It starts with the climbing in,
for that defiance
of gravity, the slow-grind
rackety-clack one-inch cog
at a time—the mystery of machinery,
the sane and safe weightedness
of stiff-starched values,
wondering if there were
sins we’d committed
since our last confession, then
at the top, out on the edge,
beyond the solid-ground world
parents live in, test life,
theirs and our own, up where
we are a hole in the sky,
wholly abandoned in the eyes-
shut, heart-stopped drop,
like lawlessness on falling’s
crisp speed, the first curve, a blur,
the world’s suddenness,
metal, air and a prayer
flung into another plunge,
a curve swerving,
a tiny boat in a tempest—
and isn’t this how we want
to live, live higher up,
hungry to leave the ground,
flinging sparks, the lights brighter,
the dark darker, bodies at war
with mere air, but still obedient
to the tracks laid down
to keep us on track.
“Roller Coaster” by Ginger Murchison from A Scrap of Linen, A Bone. © Press 53, 2016. Reprinted with permission. (buy now)
It was on this day in 1828 that Noah Webster's American Dictionary of the English Language was published (books by this author). Webster put together the dictionary because he wanted Americans to have a national identity that wasn't based on the language and ideas of England. And the problem wasn't just that Americans were looking to England for their language; it was that they could barely communicate with each other because regional dialects differed so drastically.
Noah Webster was schoolteacher in Connecticut. He was dismayed at the state of education in the years just after the Revolution. There wasn't much money for supplies, and students were crowded into small one-room schoolhouses using textbooks from England that talked about the great King George. His students' spelling was atrocious, as was that of the general public; it was assumed that there were several spellings for any word.
So in 1783, he published the first part of his three-part A Grammatical Institute, of the English Language; the first section was eventually retitled The American Spelling Book, but usually called by the nickname "Blue-Backed Speller." The Blue-Backed Speller taught American children the rules of spelling, and it simplified words — it was Webster who took the letter "u" out of English words like colour and honour; he took a "g" out of waggon, a "k" off the end of musick, and switched the order of the "r" and "e" in theatre and centre.
In 1801, he started compiling his dictionary. Part of what he accomplished, much like his textbook, was standardizing spelling.
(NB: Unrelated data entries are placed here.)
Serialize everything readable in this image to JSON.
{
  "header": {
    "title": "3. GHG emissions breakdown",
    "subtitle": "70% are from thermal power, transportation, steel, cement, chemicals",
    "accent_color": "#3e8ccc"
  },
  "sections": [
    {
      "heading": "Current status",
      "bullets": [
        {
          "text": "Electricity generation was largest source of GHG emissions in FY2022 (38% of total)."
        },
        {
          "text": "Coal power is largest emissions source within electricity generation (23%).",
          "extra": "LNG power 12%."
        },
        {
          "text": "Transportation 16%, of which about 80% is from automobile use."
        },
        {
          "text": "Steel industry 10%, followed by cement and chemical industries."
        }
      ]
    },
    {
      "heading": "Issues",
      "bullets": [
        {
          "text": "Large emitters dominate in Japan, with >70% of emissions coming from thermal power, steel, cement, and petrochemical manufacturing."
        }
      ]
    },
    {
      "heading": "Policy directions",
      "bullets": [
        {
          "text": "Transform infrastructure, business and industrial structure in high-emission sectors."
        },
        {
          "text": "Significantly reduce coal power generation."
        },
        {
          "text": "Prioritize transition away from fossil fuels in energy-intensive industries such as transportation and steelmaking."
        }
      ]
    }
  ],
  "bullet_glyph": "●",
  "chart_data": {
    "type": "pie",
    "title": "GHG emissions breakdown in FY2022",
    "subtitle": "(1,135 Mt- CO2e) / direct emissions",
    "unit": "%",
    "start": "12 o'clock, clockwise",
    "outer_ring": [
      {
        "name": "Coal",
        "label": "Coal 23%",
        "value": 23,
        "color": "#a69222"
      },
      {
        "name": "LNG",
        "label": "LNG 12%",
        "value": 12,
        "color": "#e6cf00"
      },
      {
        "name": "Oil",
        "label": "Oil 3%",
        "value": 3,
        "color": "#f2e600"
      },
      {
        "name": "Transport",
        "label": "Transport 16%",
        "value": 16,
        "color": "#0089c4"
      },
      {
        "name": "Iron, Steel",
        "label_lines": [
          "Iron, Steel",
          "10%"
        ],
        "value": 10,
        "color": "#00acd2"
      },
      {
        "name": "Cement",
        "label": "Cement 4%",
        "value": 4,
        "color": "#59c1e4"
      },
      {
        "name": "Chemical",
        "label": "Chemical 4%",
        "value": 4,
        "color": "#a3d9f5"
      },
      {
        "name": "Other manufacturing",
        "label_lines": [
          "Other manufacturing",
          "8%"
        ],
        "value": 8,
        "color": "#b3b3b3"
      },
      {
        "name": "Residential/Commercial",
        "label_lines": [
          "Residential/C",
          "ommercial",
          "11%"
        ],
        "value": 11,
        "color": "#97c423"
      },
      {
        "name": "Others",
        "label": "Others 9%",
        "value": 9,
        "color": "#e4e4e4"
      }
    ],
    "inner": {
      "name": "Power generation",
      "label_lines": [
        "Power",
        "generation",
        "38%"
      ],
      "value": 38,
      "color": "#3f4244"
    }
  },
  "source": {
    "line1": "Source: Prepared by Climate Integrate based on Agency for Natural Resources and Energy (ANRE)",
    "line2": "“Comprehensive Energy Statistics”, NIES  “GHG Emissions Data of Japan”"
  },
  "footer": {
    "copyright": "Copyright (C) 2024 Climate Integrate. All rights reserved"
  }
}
He introduced American words, some of them derived from Native American languages: skunk, squash, wigwam, hickory, opossum, lengthy, and presidential, Congress, and caucus, which were not relevant in England's monarchy.
Webster spent almost 30 years on his project, and finally, on this day in 1828, it was published. But unfortunately, it cost 15 or 20 dollars, which was a huge amount in 1828, and Webster died in 1843 without having sold many copies. The book did help launch Webster as a writer and a proponent of an American national identity. Webster had a canny knack for marketing, traveling around to meet with new publishers and booksellers, publishing ads in the local newspapers for his book wherever he went. He also lobbied for copyright law and served for a time as an adviser to George Washington, and wrote his own edition of the Bible. And his tallies of houses in all major cities led to the first American census.
In his book The Forgotten Founding Father: Noah Webster's Obsession and the Creation of an American Culture (2011) Joshua Kendall argued that Noah Webster would today be diagnosed with obsessive-compulsive personality disorder.
It was on this day in 1865, President Abraham Lincoln (books by this author) was shot by John Wilkes Booth in Ford's Theatre in Washington, D.C., just five days after the surrender of the Civil War's Confederate leader, General Lee. Lincoln died the following morning.
It's the legal birthday of the modern printing press, which William Bullock patented on this day in 1863 in Baltimore. His invention was the first rotary printing press to self-feed the paper, print on both sides, and count its own progress — meaning that newspapers, which had until then relied on an operator manually feeding individual sheets of paper into a press, could suddenly increase their publication exponentially.
The Cincinnati Times was likely the very first to use a Bullock press, with the New York Sun installing one soon after. Bullock was installing a press for The Philadelphia Press when he kicked at a mechanism; his foot got caught, his leg was crushed, and he died a few days later during surgery to amputate. His press went on to revolutionize the newspaper business.